Join the English Department's American Area for a lecture and lunch with
Richard Higgins (author of Thoreau and the Language of Trees, Thoreau's God)
Henry David Thoreau’s spiritual life is a riddle. Thoreau’s passionate critique of formal religion is matched only by his rapturous descriptions of encounters with the divine in nature. He fled the church only to pursue a deeper communion with a presence he felt at the heart of the universe. He called this illimitable presence many names, but he often called it God.
In Thoreau’s God, Richard Higgins invites seekers—religious or otherwise—to walk with the great Transcendentalist through a series of meditations on his spiritual life. Thoreau offers us no creed, but his writings encourage reflection on how to live, what to notice, and what to love. Though his quest was deeply personal, Thoreau devoted his life to communicating his experience of an infinite, wild, life-giving God. By recovering this vital thread in Thoreau’s life and work, Thoreau’s God opens the door to a new understanding of an original voice in American religion that speaks to spiritual seekers today.
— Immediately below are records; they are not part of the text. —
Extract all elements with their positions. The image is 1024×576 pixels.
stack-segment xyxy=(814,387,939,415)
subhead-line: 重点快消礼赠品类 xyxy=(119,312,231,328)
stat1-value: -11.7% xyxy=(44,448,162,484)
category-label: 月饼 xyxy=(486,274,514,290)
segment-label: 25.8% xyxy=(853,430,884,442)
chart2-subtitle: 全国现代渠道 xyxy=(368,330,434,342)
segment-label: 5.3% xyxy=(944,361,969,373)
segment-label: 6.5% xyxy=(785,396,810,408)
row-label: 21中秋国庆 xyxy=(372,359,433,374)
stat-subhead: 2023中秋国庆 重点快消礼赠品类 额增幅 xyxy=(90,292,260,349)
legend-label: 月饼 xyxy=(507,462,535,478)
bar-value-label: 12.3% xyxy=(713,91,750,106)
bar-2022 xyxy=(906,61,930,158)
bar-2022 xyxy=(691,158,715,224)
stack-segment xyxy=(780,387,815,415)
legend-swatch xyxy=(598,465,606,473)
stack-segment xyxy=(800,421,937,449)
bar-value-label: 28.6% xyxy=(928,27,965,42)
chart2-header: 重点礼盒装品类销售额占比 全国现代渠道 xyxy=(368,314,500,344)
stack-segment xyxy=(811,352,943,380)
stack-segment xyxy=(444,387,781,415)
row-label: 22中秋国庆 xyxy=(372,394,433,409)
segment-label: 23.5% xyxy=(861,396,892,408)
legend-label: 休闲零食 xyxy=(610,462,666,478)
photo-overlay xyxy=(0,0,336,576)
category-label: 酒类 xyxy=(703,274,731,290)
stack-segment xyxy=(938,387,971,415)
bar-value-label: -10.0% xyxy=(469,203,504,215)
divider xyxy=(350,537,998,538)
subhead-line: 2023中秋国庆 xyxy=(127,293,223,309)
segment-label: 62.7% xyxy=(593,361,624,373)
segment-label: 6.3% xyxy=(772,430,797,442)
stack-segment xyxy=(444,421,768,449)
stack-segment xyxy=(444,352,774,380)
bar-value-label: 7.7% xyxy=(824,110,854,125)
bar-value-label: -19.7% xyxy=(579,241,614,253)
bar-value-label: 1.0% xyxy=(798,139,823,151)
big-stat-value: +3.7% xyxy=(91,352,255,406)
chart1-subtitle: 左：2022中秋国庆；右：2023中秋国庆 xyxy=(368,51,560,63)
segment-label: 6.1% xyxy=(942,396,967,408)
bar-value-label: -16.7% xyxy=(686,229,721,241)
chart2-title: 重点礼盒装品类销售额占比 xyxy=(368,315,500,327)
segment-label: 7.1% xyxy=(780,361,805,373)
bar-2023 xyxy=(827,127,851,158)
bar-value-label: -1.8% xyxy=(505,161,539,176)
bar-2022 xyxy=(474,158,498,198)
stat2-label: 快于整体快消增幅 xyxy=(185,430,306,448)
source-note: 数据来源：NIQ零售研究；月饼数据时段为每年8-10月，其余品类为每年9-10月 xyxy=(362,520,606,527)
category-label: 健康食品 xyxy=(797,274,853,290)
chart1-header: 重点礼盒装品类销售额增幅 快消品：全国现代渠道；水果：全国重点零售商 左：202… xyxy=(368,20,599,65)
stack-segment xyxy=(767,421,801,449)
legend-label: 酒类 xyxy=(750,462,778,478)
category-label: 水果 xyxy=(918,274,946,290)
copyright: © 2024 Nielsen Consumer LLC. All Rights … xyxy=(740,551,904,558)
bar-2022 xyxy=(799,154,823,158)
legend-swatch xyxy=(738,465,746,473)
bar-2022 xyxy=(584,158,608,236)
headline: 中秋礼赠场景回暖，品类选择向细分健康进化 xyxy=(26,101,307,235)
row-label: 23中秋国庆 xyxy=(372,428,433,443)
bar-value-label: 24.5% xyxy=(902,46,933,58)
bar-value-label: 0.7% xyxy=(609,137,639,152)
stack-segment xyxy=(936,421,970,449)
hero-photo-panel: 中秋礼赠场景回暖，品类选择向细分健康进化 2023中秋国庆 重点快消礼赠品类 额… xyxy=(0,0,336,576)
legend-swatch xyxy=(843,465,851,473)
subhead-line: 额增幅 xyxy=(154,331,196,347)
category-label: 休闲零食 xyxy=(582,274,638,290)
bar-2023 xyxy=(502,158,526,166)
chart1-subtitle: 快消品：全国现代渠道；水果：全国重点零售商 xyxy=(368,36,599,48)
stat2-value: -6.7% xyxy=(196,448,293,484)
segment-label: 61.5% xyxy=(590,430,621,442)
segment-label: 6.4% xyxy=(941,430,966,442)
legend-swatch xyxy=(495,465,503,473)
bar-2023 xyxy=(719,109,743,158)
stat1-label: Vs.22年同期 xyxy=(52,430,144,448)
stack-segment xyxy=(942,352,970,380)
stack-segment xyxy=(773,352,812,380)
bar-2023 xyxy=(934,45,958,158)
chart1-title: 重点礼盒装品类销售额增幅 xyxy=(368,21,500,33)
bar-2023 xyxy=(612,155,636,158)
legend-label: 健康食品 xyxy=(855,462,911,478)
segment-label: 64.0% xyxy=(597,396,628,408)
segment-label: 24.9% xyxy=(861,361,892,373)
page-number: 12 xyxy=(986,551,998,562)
Laura Walls (Professor Emerita of English) says "If you have ever felt lost in this world of fractured faith, then pick up this book and let Higgins take you on a walk with one of America’s most profound and thoughtful religious writers: Henry David Thoreau. It won’t be an easy path, for Thoreau’s God lives in no church but out in a world of paradoxes. And Thoreau insisted that even the best of books can only point the way, through words poetic enough to say what cannot be said: that true religion lies not in what you profess, but in how you live. Higgins shows us a mind and heart at work during a troubled time, a fellow human being knocking at the door of God and hearing an answer that guided him for life.”
Richard Higgins is a former staff writer at The Boston Globe and the author or editor of four books, including Thoreau and the Language of Trees. His articles, essays, and reviews have appeared in the New York Times, Washington Post, Christian Century, and American Scholar.